A majority rate global warming as one of the biggest issues we face and are factoring it into their shopping decisions

Photo by Li-An Lim on Unsplash Photo by Li-An Lim on Unsplash

Climate change has risen to the top of the global agenda, drawing political leaders and activists to the COP26 summit meeting in Scotland in November and increasingly preoccupying business leaders and investors. But it’s not just the elites who care. Consumers now consider climate change as the most urgent challenge we face.

Fifty-six percent of respondents to the Oliver Wyman Forum’s four-nation consumer sentiment survey rated climate change as one of the three most pressing issues of our time. That was well ahead of economic equality (38%), COVID protocols (37%), and racial inequality (25%), according to consumers in Brazil, China, the United Kingdom, and the United States.

Concern increased with education levels. Among respondents with a bachelor’s degree or higher, 59% said they consider climate change as a one of the most pressing issues compared with half of those with less education. Political affiliation also matters in the US, where 59% of Democrats rated climate change as a top three concern compared with 49% of independents and just 28% of Republicans. 

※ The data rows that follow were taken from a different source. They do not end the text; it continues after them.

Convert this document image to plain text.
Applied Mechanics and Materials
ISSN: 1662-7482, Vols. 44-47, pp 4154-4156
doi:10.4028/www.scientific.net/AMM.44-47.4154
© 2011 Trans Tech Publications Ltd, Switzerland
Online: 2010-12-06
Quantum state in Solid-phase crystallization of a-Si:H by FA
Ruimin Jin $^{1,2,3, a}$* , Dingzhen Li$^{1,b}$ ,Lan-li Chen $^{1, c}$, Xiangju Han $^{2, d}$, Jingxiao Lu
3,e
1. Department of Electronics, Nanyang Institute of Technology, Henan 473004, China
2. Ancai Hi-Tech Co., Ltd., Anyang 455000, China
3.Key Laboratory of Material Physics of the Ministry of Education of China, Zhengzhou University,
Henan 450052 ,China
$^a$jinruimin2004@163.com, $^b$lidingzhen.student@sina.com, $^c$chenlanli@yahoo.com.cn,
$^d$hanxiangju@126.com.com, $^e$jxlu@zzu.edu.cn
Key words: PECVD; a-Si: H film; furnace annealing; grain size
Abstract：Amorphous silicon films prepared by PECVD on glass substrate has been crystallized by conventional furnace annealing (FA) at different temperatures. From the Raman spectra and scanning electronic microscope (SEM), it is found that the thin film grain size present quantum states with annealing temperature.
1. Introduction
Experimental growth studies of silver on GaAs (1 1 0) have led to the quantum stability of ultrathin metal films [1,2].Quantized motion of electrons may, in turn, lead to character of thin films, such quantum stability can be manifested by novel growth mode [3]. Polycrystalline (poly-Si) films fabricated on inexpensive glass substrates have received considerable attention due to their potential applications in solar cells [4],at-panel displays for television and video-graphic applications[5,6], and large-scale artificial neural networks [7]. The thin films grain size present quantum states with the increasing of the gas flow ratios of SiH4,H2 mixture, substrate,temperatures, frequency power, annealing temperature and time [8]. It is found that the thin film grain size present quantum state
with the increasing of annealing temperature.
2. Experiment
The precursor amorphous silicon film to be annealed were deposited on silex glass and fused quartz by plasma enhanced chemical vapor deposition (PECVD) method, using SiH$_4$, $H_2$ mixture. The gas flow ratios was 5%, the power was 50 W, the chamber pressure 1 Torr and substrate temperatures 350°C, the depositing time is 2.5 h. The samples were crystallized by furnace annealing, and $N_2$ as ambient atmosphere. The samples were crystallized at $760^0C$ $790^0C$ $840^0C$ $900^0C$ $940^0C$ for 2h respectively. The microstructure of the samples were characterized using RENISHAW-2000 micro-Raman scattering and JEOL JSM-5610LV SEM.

There is no direct link between COVID-19 and climate change but the pandemic does seem to have raised climate awareness by leading people to reflect on the state of the world. Of those who listed climate change as a top issue and who became involved in some form of activism during the pandemic, 54% said they did so because they had more time at home to learn. Just under half of respondents said they felt increased urgency to solve issues while 40% said they were reacting to an event or chain of events. 

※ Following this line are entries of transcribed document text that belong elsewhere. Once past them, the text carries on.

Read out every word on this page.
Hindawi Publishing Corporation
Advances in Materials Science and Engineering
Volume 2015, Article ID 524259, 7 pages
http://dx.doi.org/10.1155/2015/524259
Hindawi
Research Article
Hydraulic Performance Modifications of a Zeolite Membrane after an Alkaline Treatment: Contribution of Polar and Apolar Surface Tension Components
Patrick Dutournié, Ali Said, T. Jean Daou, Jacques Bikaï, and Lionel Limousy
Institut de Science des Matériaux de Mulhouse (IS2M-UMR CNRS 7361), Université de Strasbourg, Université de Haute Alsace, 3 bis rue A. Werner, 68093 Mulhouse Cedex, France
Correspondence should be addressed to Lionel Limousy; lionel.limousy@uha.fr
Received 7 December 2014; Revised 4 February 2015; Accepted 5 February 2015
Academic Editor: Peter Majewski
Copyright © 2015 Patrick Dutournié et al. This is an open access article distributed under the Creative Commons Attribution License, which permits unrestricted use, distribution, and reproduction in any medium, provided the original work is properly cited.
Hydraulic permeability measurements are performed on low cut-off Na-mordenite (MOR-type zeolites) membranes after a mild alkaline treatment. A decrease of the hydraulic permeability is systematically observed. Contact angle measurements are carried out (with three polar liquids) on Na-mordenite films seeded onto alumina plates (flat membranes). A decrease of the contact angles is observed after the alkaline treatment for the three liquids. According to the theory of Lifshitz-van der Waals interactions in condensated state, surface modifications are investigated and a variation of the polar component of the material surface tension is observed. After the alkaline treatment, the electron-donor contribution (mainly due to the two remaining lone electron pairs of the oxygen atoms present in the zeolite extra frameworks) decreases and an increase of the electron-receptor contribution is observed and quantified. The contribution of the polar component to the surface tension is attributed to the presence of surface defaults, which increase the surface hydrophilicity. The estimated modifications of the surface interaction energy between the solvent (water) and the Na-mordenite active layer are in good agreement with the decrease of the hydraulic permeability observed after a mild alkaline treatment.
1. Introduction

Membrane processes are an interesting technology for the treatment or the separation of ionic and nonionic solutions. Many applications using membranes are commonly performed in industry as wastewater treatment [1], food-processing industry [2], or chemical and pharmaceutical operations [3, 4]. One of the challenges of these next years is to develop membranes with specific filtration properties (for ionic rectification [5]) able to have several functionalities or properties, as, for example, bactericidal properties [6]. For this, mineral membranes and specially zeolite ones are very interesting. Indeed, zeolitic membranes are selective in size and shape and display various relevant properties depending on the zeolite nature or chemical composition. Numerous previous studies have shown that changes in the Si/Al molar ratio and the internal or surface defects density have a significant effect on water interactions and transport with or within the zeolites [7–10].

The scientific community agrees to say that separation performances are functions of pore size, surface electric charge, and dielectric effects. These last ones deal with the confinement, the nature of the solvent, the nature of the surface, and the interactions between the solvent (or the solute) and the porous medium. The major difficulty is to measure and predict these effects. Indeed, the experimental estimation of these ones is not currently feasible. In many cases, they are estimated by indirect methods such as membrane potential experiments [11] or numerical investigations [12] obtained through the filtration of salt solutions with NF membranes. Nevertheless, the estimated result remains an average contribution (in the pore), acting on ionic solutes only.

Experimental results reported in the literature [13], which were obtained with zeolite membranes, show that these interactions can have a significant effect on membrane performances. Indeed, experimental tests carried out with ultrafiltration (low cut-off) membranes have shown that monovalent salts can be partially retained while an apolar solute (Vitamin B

Action came in various forms. Nearly two thirds of those taking action on climate change said they were learning or reading more about the issue or had talked to friends and family about it. But some took more concrete steps, with 29% boycotting companies, 17% making donations, and 7% attending protests.

The increased awareness and activism carry a warning for corporations. Three quarters of the climate concerned said they would be less likely to purchase a company’s products if they learned that it was acting in a way that conflicted with their values. That suggests that if firms don’t help to contain climate change, they risk losing the loyalty of their customers.